For sake of argument, we assume that \(K_{1}>K_{2}\). The only fixed points other than the trivial one \(\left(N_{1}, N_{2}\right)=(0,0)\) are \(\left(N_{1}, N_{2}\right)=\left(K_{1}, 0\right)\) and \(\left(N_{1}, N_{2}\right)=\left(0, K_{2}\right) .\) Stability can be computed analytically by a two-dimensional Taylor-series expansion, but here a simpler argument can suffice. We first consider \(\left(N_{1}, N_{2}\right)=\left(K_{1}, \epsilon\right)\), with \(\epsilon\) small. Since \(K_{1}>K_{2}\), observe from (1.3.3) that \(\dot{N}_{2}<0\) so that species two goes extinct. Therefore \(\left(N_{1}, N_{2}\right)=\left(K_{1}, 0\right)\) is a stable fixed point. Now consider \(\left(N_{1}, N_{2}\right)=\) \(\left(\epsilon, K_{2}\right)\), with \(\epsilon\) small. Again, since \(K_{1}>K_{2}\), observe from (1.3.3) that \(\dot{N}_{1}>0\) and species one increases in number. Therefore, \(\left(N_{1}, N_{2}\right)=\left(0, K_{2}\right)\) is an unstable fixed point. We have thus found that, within our coupled logistic model, species that occupy the same niche and consume resources at the same rate cannot coexist and that the species with the largest carrying capacity will survive and drive the other species to extinction. This is the so-called principle of competitive exclusion, also called \(K\)-selection since the species with the largest carrying capacity wins. In fact, ecologists also talk about \(r\)-selection; that is, the species with the largest growth rate wins. Our coupled logistic model does not model \(r\)-selection, demonstrating the potential limitations of a too simple mathematical model.
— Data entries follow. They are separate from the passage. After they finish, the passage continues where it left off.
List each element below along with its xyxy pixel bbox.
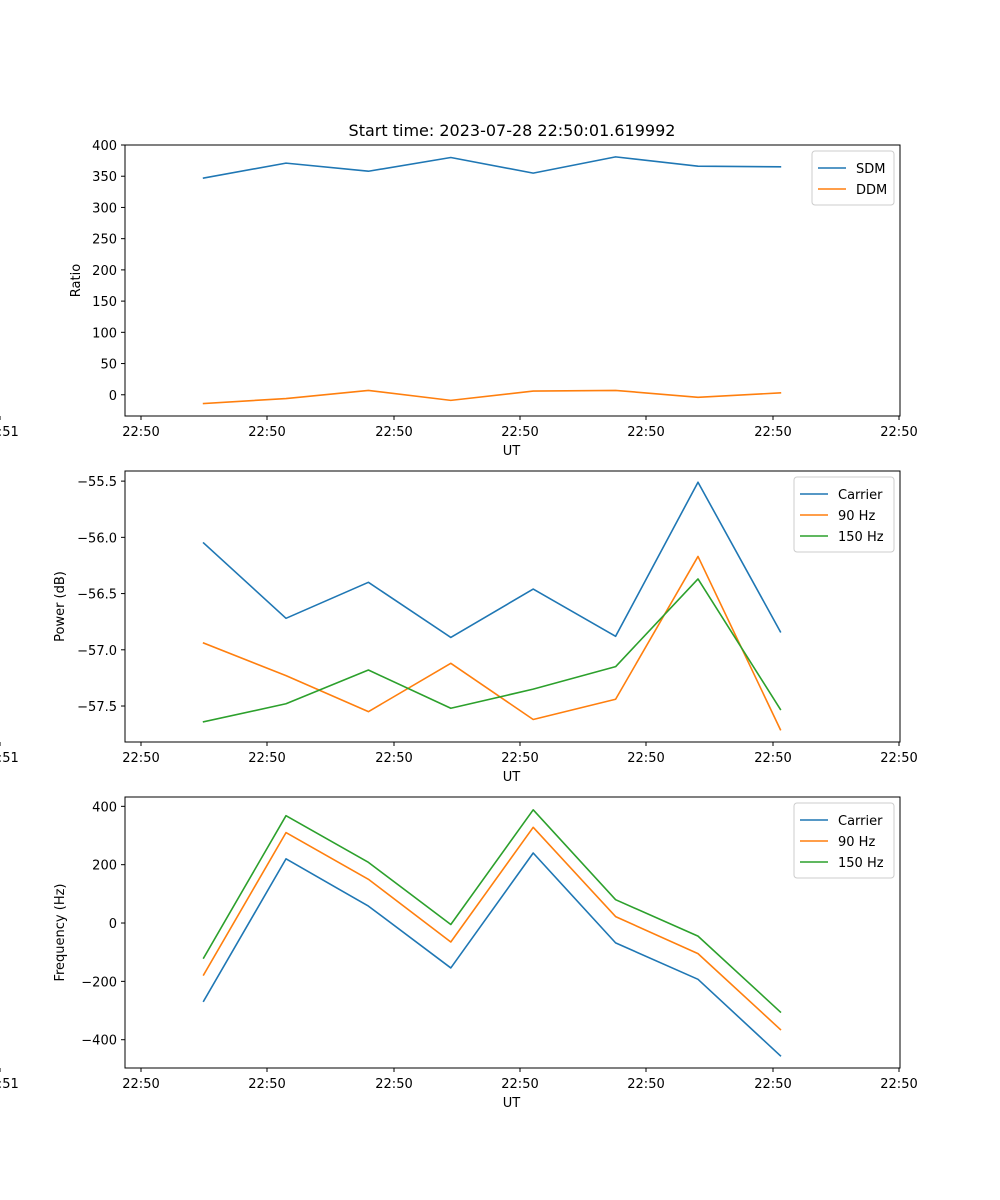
legend-label: 150 Hz	[838, 530, 884, 545]
x-tick-label: 22:50	[754, 1077, 791, 1092]
x-tick-label: 22:50	[122, 425, 159, 440]
y-tick-label: 300	[92, 201, 117, 216]
x-axis-label: UT	[503, 770, 521, 785]
legend: SDM DDM	[811, 150, 895, 206]
x-axis-label: UT	[503, 444, 521, 459]
y-tick-label: 50	[100, 358, 117, 373]
axes-frame	[124, 144, 901, 417]
y-tick-label: 0	[109, 917, 117, 932]
x-tick-label: 22:50	[248, 751, 285, 766]
y-axis-label: Power (dB)	[53, 571, 68, 642]
x-tick-label: 22:50	[375, 1077, 412, 1092]
legend-label: 150 Hz	[838, 856, 884, 871]
y-tick-label: 200	[92, 859, 117, 874]
figure-title: Start time: 2023-07-28 22:50:01.619992	[349, 121, 676, 140]
x-tick-label: 22:50	[627, 1077, 664, 1092]
series-line-ddm	[202, 389, 782, 405]
x-tick-label: 22:51	[0, 425, 19, 440]
series-line-carrier	[202, 852, 782, 1057]
legend-label: 90 Hz	[838, 835, 875, 850]
x-tick-label: 22:50	[248, 425, 285, 440]
x-tick-label: 22:50	[122, 1077, 159, 1092]
legend-box	[811, 150, 895, 206]
series-line-90-hz	[202, 555, 782, 731]
chart-panel-3: 22:50 22:50 22:50 22:50 22:50 22:50 22:50 22:51…	[0, 796, 918, 1111]
chart-panel-2: 22:50 22:50 22:50 22:50 22:50 22:50 22:50 22:51…	[0, 470, 918, 785]
y-tick-label: 200	[92, 264, 117, 279]
y-tick-label: 350	[92, 170, 117, 185]
x-tick-label: 22:50	[501, 425, 538, 440]
y-tick-label: −55.5	[77, 475, 117, 490]
x-tick-label: 22:50	[880, 1077, 917, 1092]
x-tick-label: 22:51	[0, 1077, 19, 1092]
legend: Carrier 90 Hz 150 Hz	[793, 802, 895, 879]
series-line-150-hz	[202, 809, 782, 1014]
legend-label: Carrier	[838, 488, 883, 503]
x-tick-label: 22:50	[754, 425, 791, 440]
x-tick-label: 22:50	[880, 751, 917, 766]
series-line-90-hz	[202, 826, 782, 1031]
x-tick-label: 22:50	[375, 425, 412, 440]
legend: Carrier 90 Hz 150 Hz	[793, 476, 895, 553]
x-tick-label: 22:50	[248, 1077, 285, 1092]
legend-box	[793, 476, 895, 553]
chart-panel-1: 22:50 22:50 22:50 22:50 22:50 22:50 22:50 22:51…	[0, 139, 918, 459]
y-tick-label: −57.0	[77, 644, 117, 659]
x-tick-label: 22:50	[880, 425, 917, 440]
x-axis-label: UT	[503, 1096, 521, 1111]
x-tick-label: 22:50	[627, 751, 664, 766]
y-tick-label: −200	[81, 975, 117, 990]
legend-label: Carrier	[838, 814, 883, 829]
y-axis-label: Ratio	[69, 264, 84, 297]
charts: 22:50 22:50 22:50 22:50 22:50 22:50 22:50 22:51…	[0, 139, 918, 1111]
y-tick-label: 400	[92, 800, 117, 815]
y-tick-label: 250	[92, 233, 117, 248]
y-axis-label: Frequency (Hz)	[53, 883, 68, 981]
y-tick-label: 150	[92, 295, 117, 310]
x-tick-label: 22:50	[501, 751, 538, 766]
legend-label: SDM	[856, 162, 885, 177]
series-line-150-hz	[202, 578, 782, 723]
legend-label: DDM	[856, 183, 887, 198]
legend-label: 90 Hz	[838, 509, 875, 524]
y-tick-label: 400	[92, 139, 117, 154]
axes-frame	[124, 796, 901, 1069]
y-tick-label: 100	[92, 326, 117, 341]
axes-frame	[124, 470, 901, 743]
y-tick-label: 0	[109, 389, 117, 404]
x-tick-label: 22:50	[627, 425, 664, 440]
y-tick-label: −400	[81, 1034, 117, 1049]
y-tick-label: −57.5	[77, 700, 117, 715]
x-tick-label: 22:50	[754, 751, 791, 766]
series-line-carrier	[202, 481, 782, 639]
x-tick-label: 22:50	[122, 751, 159, 766]
y-tick-label: −56.5	[77, 588, 117, 603]
legend-box	[793, 802, 895, 879]
x-tick-label: 22:50	[375, 751, 412, 766]
series-line-sdm	[202, 156, 782, 180]
x-tick-label: 22:50	[501, 1077, 538, 1092]
x-tick-label: 22:51	[0, 751, 19, 766]
y-tick-label: −56.0	[77, 531, 117, 546]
For some values of \(\alpha_{12}\) and \(\alpha_{21}\), our model admits a stable equilibrium solution where two species coexist. The calculation of the fixed points and their stability is more complicated than the calculation just done, and I present only the results. The stable coexistence of two species within our model is possible only if \(\alpha_{12} K_{2}<K_{1}\) and \(\alpha_{21} K_{1}<K_{2}\).